91% of marketers use AI tools daily (Jasper, 2026). Only 41% can prove ROI from it - and that number has dropped from 49% last year. Now Gartner has added a harder number: more than 40% of agentic AI projects will be canceled before the end of 2027.
Adoption numbers are hiding the real story
There’s a gap nobody talks about openly.
75% of enterprises that have “adopted” agentic AI haven’t reached production deployment (Forrester, 2026). Only 17% are running AI agents in live environments. The rest are stuck in pilot, proof-of-concept, or perpetual demo mode.
This is the most dangerous phase of any AI project - not because the technology is broken, but because organizations haven’t made the shift from “trying it” to “owning the outcomes.”

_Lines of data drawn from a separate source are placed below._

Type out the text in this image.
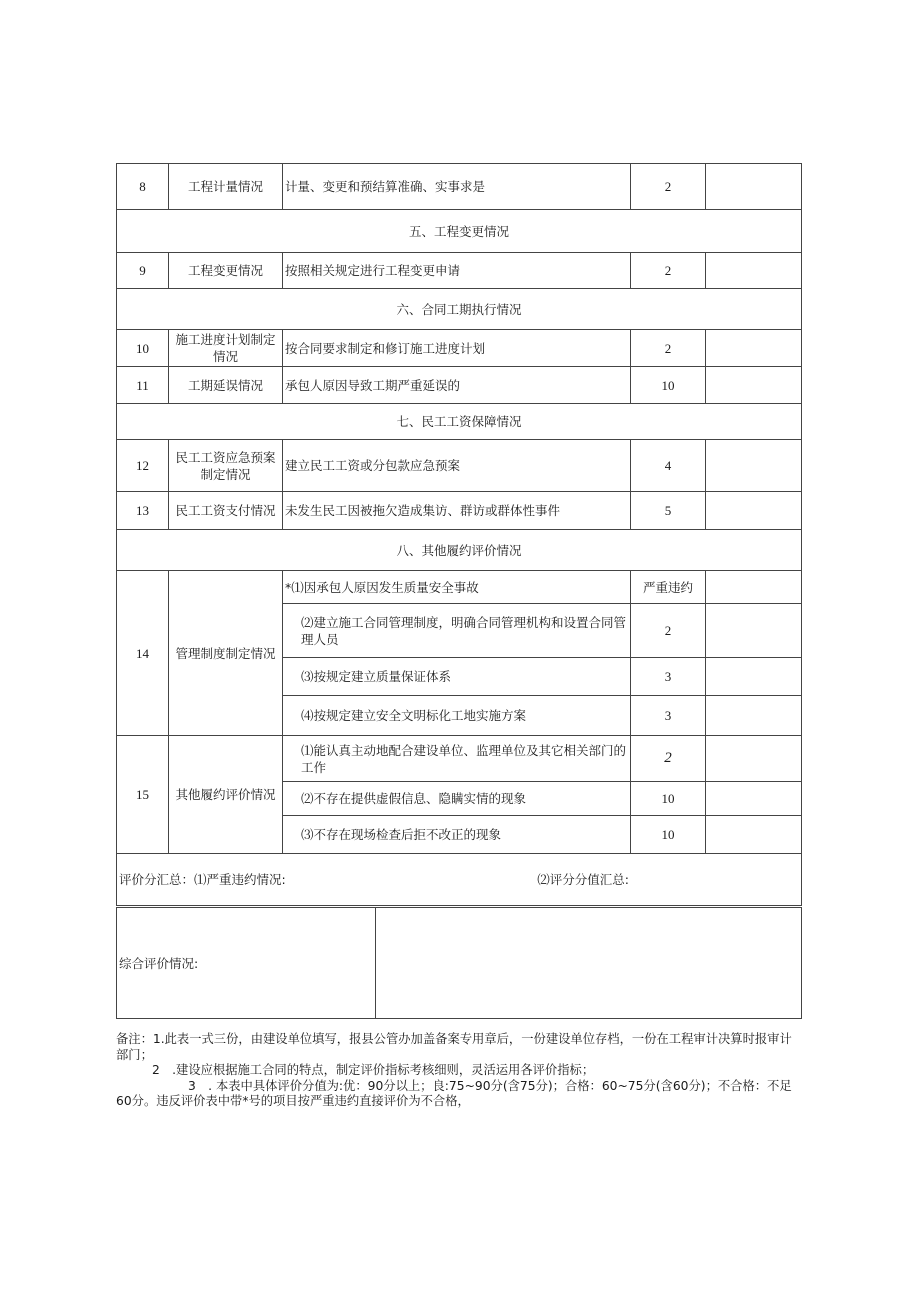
8	工程计量情况	计量、变更和预结算准确、实事求是	2	
五、工程变更情况				
9	工程变更情况	按照相关规定进行工程变更申请	2	
六、合同工期执行情况				
10	施工进度计划制定情况	按合同要求制定和修订施工进度计划	2	
11	工期延误情况	承包人原因导致工期严重延误的	10	
七、民工工资保障情况				
12	民工工资应急预案制定情况	建立民工工资或分包款应急预案	4	
13	民工工资支付情况	未发生民工因被拖欠造成集访、群访或群体性事件	5	
八、其他履约评价情况				
14	管理制度制定情况	*⑴因承包人原因发生质量安全事故	严重违约	
		⑵建立施工合同管理制度，明确合同管理机构和设置合同管理人员	2	
		⑶按规定建立质量保证体系	3	
		⑷按规定建立安全文明标化工地实施方案	3	
15	其他履约评价情况	⑴能认真主动地配合建设单位、监理单位及其它相关部门的工作	2	
		⑵不存在提供虚假信息、隐瞒实情的现象	10	
		⑶不存在现场检查后拒不改正的现象	10	

评价分汇总：⑴严重违约情况: ⑵评分分值汇总:				
综合评价情况:	

备注：1.此表一式三份，由建设单位填写，报县公管办加盖备案专用章后，一份建设单位存档，一份在工程审计决算时报审计部门；

2　.建设应根据施工合同的特点，制定评价指标考核细则，灵活运用各评价指标；

3　. 本表中具体评价分值为:优：90分以上；良:75~90分(含75分)；合格：60~75分(含60分)；不合格：不足60分。违反评价表中带*号的项目按严重违约直接评价为不合格，
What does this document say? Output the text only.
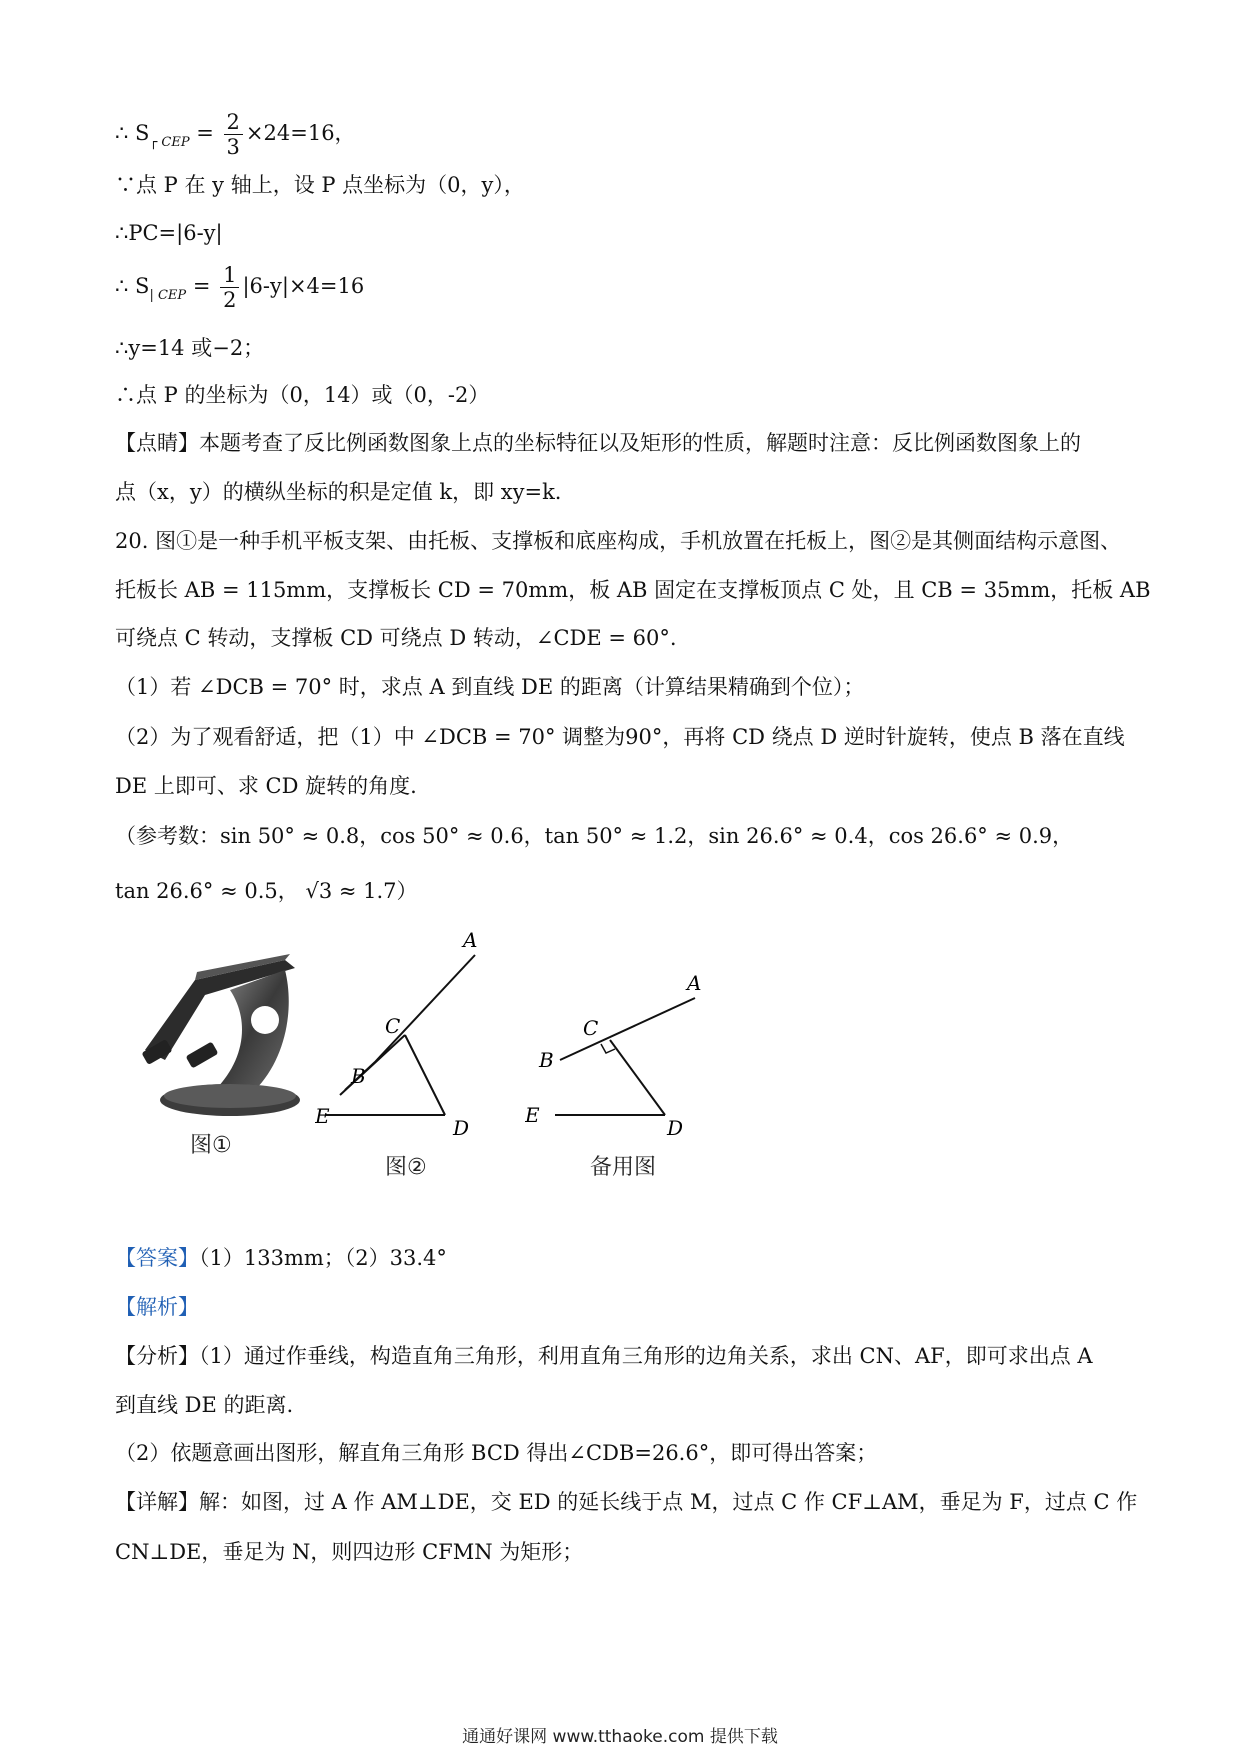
∴ $S_{┌ CEP} = \frac{2}{3} \times 24=16$，
∵点 P 在 y 轴上，设 P 点坐标为（0，y），
∴PC=|6-y|
∴ $S_{| CEP} = \frac{1}{2} |6-y|\times 4=16$
∴y=14 或−2；
∴点 P 的坐标为（0，14）或（0，-2）
【点睛】本题考查了反比例函数图象上点的坐标特征以及矩形的性质，解题时注意：反比例函数图象上的
点（x，y）的横纵坐标的积是定值 k，即 xy=k.
20. 图①是一种手机平板支架、由托板、支撑板和底座构成，手机放置在托板上，图②是其侧面结构示意图、
托板长 AB = 115mm，支撑板长 CD = 70mm，板 AB 固定在支撑板顶点 C 处，且 CB = 35mm，托板 AB
可绕点 C 转动，支撑板 CD 可绕点 D 转动，∠CDE = 60°.
（1）若 ∠DCB = 70° 时，求点 A 到直线 DE 的距离（计算结果精确到个位）；
（2）为了观看舒适，把（1）中 ∠DCB = 70° 调整为90°，再将 CD 绕点 D 逆时针旋转，使点 B 落在直线
DE 上即可、求 CD 旋转的角度.
（参考数：sin 50° ≈ 0.8，cos 50° ≈ 0.6，tan 50° ≈ 1.2，sin 26.6° ≈ 0.4，cos 26.6° ≈ 0.9，
tan 26.6° ≈ 0.5， √3 ≈ 1.7）
图①
A
C
B
E	D
图②
A
C
B
E
D
备用图
【答案】（1）133mm；（2）33.4°
【解析】
【分析】（1）通过作垂线，构造直角三角形，利用直角三角形的边角关系，求出 CN、AF，即可求出点 A
到直线 DE 的距离.
（2）依题意画出图形，解直角三角形 BCD 得出∠CDB=26.6°，即可得出答案；
【详解】解：如图，过 A 作 AM⊥DE，交 ED 的延长线于点 M，过点 C 作 CF⊥AM，垂足为 F，过点 C 作
CN⊥DE，垂足为 N，则四边形 CFMN 为矩形；
通通好课网 www.tthaoke.com 提供下载
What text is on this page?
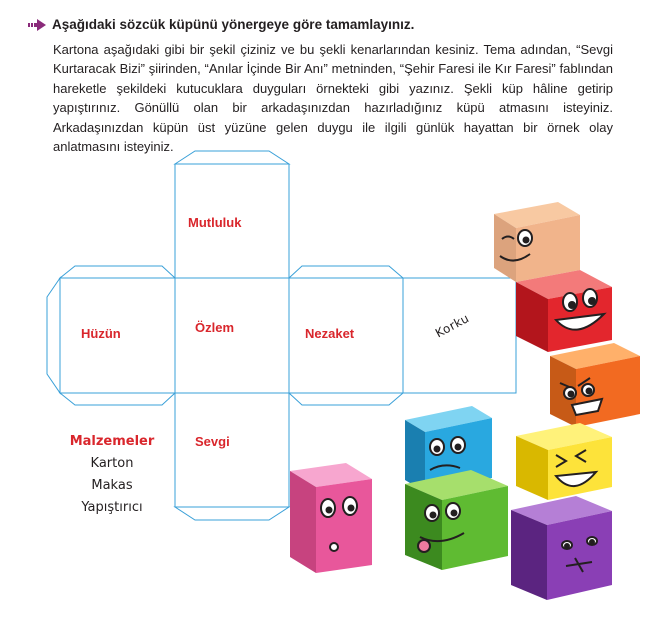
Aşağıdaki sözcük küpünü yönergeye göre tamamlayınız.

Kartona aşağıdaki gibi bir şekil çiziniz ve bu şekli kenarlarından kesiniz. Tema adından, “Sevgi Kurtaracak Bizi” şiirinden, “Anılar İçinde Bir Anı” metninden, “Şehir Faresi ile Kır Faresi” fablından hareketle şekildeki kutucuklara duyguları örnekteki gibi yazınız. Şekli küp hâline getirip yapıştırınız. Gönüllü olan bir arkadaşınızdan hazırladığınız küpü atmasını isteyiniz. Arkadaşınızdan küpün üst yüzüne gelen duygu ile ilgili günlük hayattan bir örnek olay anlatmasını isteyiniz.

Mutluluk
Hüzün	Özlem	Nezaket	Korku
Sevgi
Malzemeler
Karton
Makas
Yapıştırıcı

Agent washing: the market is flooded with fake agents
Gartner estimates that out of thousands of companies claiming to offer agentic AI, only about 130 vendors have genuine capabilities.
The rest are doing “agent washing” - rebranding existing chatbots or automation pipelines as AI agents to ride the current hype cycle. Organizations buy these products, projects fail, and the blame lands on “AI” rather than on the vendor that sold a demo as a production system.
Gartner identifies three root causes for project cancellations:
- Costs escalating beyond initial estimates
- Unclear business value from the start
- Missing risk governance structures
One data point that deserves more attention: action tools - tools that let AI agents send emails, modify files, move money - surged from 24% to 65% of total tool usage in just 16 months (UK AI Safety Institute, analysis of 177,000 tools). Scope is expanding faster than governance. That combination is how projects blow up.
Gartner also warns that 1 in 3 companies will damage customer experiences in 2026 by deploying AI prematurely. Speed to deploy without process readiness is the fastest path to brand erosion.
Why pilots pass but production fails
This pattern repeats across organizations of every size: an AI agent works perfectly in a test environment, then fails immediately against live systems.
Common failure points:
- Missing or duplicate data fields in the production database
- Real-world workflows that changed between design and deployment
- System access blocked by IT security policies
- No designated owner when the agent does something wrong
- No agreed definition of what success actually looks like
Gartner’s Anushree Verma put it plainly: “Most agentic AI projects right now are early-stage experiments or proof of concepts that are mostly driven by hype and are often misapplied.”
In July 2026, Gartner added another dimension: $234 billion in enterprise SaaS spending is now at risk from agentic arbitrage - where AI agents complete tasks across multiple systems without users ever touching individual applications. This disruption has a compelling long-term case, but in the short term it’s pushing SaaS vendors to rush their own agent deployments, creating downstream risk for enterprise customers who inherit those decisions without context.
What this looks like in Vietnam and emerging markets
Vietnam is at a particularly exposed position in this cycle.
Implementation costs for an AI solution in Vietnam average $50,000 to $200,000 (SotaTek, 2026). For SMEs, this is a significant commitment - typically enough to fund a pilot but not enough to build it correctly. The result is underfunded projects that get killed before proving anything.
ERP integration is the most common failure point. AI agents need to read and write data to core business systems. If those systems are legacy, lack APIs, or have poor data quality, the agent fails the moment it hits production. This is the conversation most AI vendors skip during the sales process.
ICSC’s 2026 research on Vietnam identified a recurring mistake: companies “choose tools before understanding the process they need to improve.” Agentic AI amplifies what already works - it doesn’t fix what’s broken. Messy workflows don’t get cleaned up by adding an AI agent. They get messier, faster.
SMEs in Vietnam and Southeast Asia have a structural advantage here: less legacy debt than large enterprises, smaller scope, faster feedback loops. The organizations most likely to get agents into production aren’t the ones spending the most - they’re the ones who started narrow and shipped something that moves a real KPI. That discipline - defining what success looks like before picking a tool - is the only reliable way to stay out of Gartner’s 40%.
NateCue's Take
Gartner's 40% figure was published in 2025. By mid-2026, I'd bet the real failure rate is higher - especially outside mature enterprise markets. The pattern I keep seeing: organizations pick a tool, build a pilot, declare success at demo day, then watch it quietly die when nobody owns the production failure. The question that separates the 60% who ship from the 40% who cancel isn't "which AI vendor?" It's "who's accountable when the agent makes a mistake, and do we have a rollback plan?" If that conversation hasn't happened yet, the project is already in trouble.